02. Berangkat

155 29 2
                                    

"Pesananmu telah tiba"

Mata Melinda sedikit menyipit saat dia berbicara, bibirnya membentuk senyum tipis. Meskipun ucapannya terdengar netral, ada sesuatu yang bersembunyi di baliknya, sebuah isyarat tak terucap yang jelas bagi mereka yang peka.

Alea paham akan maksud dari perkataan melinda, perlahan menatapnya dengan tatapan tenang namun menghanyutkan.

"Kapan pesananku datang?"

Dia memiringkan kepalanya sedikit, bertanya dengan nada yang tampaknya santai, namun ada kecerdikan di balik setiap katanya. Meski tersamar, jelas dia mengarahkan percakapan ke suatu titik yang hanya mereka ketahui.

"Jam 8 malam."

Melinda menjawabnya dengan tenang, seakan itu hanya percakapan biasa. Kemudian ia mendekatkan mulutnya ke kuping Alea.

"Mangat le," Bisik Melinda dengan cepat.

Alea langsung melotot, "Anj- lu! udah bagus juga tadi suasananya. Biar kek di film gitu lah," seru Alea dengan bibir di manyunkan.

Melinda memutar bola matanya malas. Ditambah melihat ekspresi cemberut yang dibuat-buat Alea menambah kesan jijik dan geli. Sehingga tangannya mengambil bantal yang tepat berada di bawahnya. Kemudian dihantamkan bantal itu ke muka Alea. Sang empu yang di pukul pun kesal bukan main.

"Woy Mel!
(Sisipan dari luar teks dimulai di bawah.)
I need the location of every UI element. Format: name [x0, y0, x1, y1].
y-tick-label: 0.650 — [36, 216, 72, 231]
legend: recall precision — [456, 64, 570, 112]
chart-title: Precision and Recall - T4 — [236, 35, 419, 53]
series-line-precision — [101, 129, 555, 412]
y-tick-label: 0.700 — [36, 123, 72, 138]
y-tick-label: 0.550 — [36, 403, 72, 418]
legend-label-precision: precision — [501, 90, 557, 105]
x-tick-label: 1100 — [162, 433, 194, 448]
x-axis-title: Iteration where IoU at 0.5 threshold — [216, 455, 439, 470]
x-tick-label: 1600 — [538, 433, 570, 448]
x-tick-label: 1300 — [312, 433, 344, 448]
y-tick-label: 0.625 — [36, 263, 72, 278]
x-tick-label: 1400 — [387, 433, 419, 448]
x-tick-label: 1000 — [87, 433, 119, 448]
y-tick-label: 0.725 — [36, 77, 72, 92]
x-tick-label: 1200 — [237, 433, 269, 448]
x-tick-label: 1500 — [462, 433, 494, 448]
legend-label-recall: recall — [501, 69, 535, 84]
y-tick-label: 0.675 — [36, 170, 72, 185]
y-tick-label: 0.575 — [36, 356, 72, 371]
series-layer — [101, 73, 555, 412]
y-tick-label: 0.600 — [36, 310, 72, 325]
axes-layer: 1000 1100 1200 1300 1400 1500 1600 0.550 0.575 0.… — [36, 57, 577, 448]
Ngajak gelud lu!" Alea langsung mengambil posisi siap tempurnya.

"Udah buru lu siap-siap, nanti telat aja lu ngambil pesanannya," balas Melinda dengan jari telunjuknya menunjuk kearah jam hologram di atas meja Alea.

Terlihat jam sudah menunjukkan pukul 19.34 pm. Alea melotot melihat hal tersebut. Sial, sepertinya dia harus buru-buru. Jika tidak, dia mungkin menghilang dari bumi besok.

Dengan seribu langkah ia membuka lemari pakaiannya. Tangannya mengambil jaket hitam berlambang bulan di dadanya. Ia langsung memakainya dengan cepat sembari kakinya terus melangkah kearah pintu kamarnya.

Detektor wajah di pintu mendeteksi wajah Alea. Lampu hijau menyala di gagang pintu. Pintu langsung terbuka dengan lebar. Tanpa berlama-lama Alea langsung melesat keluar kamarnya meninggalkan Melinda yang berdiri tegap di dalam ruangan.

"Hah... Sepertinya aku harus membersihkan ruangan ini,"

Melinda hanya bisa menghela napas melihat kekacauan yang harus di bereskan. Dia bisa saja meminta petugas kebersihan untuk membereskan ruangan ini. Namun Alea tak akan mengizinkan siapa pun menyentuh barang pribadinya kecuali sahabatnya, Melinda.

Akhirnya mau tak mau ia harus membereskan kamar ini sendiri. Karna, tepat setelah kaki Alea keluar dari ruangannya untuk mengambil pesanan. Alea, temannya ini tidak akan kembali sebelum misi itu terselesaikan. Entah kapan dia akan kembali, atau mungkin tak akan pernah kembali lagi.

--------------------

Setelah berjalan cukup lama. Alea akhirnya sampai di depan ruangan profesor. Pintu anti peluru berwarna putih terpampang di depannya. Perlahan tangannya menyentuh tombol putih di sebelah kiri pintu.

Sebuah cahaya biru terlihat memancar ke wajah Alea seolah sedang mendeteksi wajahnya. Tepat setelah cahaya itu mati, pintu besi itu terbuka, menampilkan sesosok pria berumur 40-an dengan jas lab kebanggaannya.

"Saya Alea, ijin menghadap," ucap Alea dengan penuh ketegasan.

Alea melangkah masuk, mendekat kearah meja sang pria dengan tegas. Suara pantofelnya menggema di dalam ruangan sunyi.